Me peguei atormentado durante toda noite, nunca quis que Isadora se entristecesse comigo e sei que era este sentimento que a predominava, pois o livro de emoções, informava exatamente as linhas de suas expressões. No outro dia, apenas queria chegar o mais rápido possível na faculdade e tentar conversar com ela, apesar de não saber o que diria.
— E ai embuste! — Saanvi acena e por pouco não sou derrubado de minha bicicleta. Hoje, ela usava os cabelos trançados e um vestido vermelho com dourado.

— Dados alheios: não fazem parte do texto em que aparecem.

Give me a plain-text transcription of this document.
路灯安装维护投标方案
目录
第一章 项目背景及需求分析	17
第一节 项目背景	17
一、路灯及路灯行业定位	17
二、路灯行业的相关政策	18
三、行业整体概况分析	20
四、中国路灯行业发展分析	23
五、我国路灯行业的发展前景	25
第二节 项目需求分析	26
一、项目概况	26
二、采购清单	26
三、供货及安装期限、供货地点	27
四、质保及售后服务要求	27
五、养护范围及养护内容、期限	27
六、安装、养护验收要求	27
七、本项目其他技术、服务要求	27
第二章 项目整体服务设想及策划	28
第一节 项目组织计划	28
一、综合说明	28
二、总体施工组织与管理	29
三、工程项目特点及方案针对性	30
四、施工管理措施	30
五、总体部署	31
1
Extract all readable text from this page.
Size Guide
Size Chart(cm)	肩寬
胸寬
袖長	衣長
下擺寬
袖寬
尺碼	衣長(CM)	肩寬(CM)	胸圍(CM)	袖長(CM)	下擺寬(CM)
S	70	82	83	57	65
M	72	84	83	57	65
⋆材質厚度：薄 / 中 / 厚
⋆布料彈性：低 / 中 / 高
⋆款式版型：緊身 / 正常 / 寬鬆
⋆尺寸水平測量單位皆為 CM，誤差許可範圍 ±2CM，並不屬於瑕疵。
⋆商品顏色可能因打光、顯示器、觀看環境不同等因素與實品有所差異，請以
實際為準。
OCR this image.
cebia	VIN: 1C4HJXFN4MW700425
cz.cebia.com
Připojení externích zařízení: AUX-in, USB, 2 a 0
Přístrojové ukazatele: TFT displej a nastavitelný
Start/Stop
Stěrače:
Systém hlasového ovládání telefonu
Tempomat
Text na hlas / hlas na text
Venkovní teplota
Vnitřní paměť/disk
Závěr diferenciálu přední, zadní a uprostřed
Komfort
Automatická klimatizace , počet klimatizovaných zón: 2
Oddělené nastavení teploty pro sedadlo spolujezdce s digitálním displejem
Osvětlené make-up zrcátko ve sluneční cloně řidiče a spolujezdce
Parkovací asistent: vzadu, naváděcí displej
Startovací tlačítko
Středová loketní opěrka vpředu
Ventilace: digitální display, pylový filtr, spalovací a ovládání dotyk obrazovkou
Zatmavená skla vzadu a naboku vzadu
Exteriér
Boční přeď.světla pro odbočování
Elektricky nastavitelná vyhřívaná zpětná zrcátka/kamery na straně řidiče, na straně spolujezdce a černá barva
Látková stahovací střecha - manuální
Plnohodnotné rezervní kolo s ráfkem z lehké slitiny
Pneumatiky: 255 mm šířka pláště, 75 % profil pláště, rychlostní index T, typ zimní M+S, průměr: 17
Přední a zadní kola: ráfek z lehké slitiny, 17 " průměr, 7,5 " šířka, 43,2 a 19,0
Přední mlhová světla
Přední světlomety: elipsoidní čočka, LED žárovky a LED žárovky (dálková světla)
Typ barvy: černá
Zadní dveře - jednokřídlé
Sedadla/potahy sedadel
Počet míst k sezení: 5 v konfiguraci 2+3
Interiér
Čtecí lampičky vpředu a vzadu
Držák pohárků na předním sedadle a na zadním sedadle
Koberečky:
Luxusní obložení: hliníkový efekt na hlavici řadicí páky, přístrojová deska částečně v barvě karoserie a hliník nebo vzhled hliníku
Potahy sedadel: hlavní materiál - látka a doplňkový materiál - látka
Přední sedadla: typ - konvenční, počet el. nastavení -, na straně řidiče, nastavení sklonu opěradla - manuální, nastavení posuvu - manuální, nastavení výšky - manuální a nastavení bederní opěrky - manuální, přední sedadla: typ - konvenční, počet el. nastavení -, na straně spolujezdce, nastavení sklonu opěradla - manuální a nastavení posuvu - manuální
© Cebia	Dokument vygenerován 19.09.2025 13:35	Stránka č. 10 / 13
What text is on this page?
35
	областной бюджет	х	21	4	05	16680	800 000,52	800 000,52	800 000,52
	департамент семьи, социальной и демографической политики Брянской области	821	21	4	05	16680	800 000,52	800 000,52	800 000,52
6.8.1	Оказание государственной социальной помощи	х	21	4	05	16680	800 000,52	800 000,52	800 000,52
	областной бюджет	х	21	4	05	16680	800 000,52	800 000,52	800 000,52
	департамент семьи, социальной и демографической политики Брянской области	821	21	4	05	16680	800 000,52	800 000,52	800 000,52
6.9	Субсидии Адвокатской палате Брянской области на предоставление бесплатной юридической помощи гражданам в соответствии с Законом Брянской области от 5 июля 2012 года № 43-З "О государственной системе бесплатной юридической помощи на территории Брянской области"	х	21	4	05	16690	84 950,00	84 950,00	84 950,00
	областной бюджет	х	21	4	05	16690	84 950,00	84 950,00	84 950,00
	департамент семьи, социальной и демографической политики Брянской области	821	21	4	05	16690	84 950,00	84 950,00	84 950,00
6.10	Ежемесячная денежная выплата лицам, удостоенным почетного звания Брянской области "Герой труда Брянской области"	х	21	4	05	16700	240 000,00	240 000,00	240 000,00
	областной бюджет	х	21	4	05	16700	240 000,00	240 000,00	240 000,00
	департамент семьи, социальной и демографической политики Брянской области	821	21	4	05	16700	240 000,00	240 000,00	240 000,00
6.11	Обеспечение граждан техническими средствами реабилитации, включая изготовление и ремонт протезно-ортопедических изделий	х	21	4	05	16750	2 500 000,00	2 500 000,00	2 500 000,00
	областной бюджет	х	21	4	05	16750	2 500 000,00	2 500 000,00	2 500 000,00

— Peço que não fale comigo. — Digo, ajeitando minha mochila e caminhando em direção ao refeitório.
— Ei espera ai, foi mau por ontem! — Puxa a alça de minha bolsa e sou levado para trás em um súbito. — Desculpe, é que não gosta de ser tocado.
— O que quer comigo? Deve achar divertido enlouquecer e estragar a vida de alguém.
— Falo friamente e a mesma semicerra os lábios. Sua boca é vermelha e um tanto volumosa. Espera, por que estou olhando para a boca dela??
— Eu já pedi desculpas, apesar de que realmente estava errado. — Responde, caminhando e a sigo.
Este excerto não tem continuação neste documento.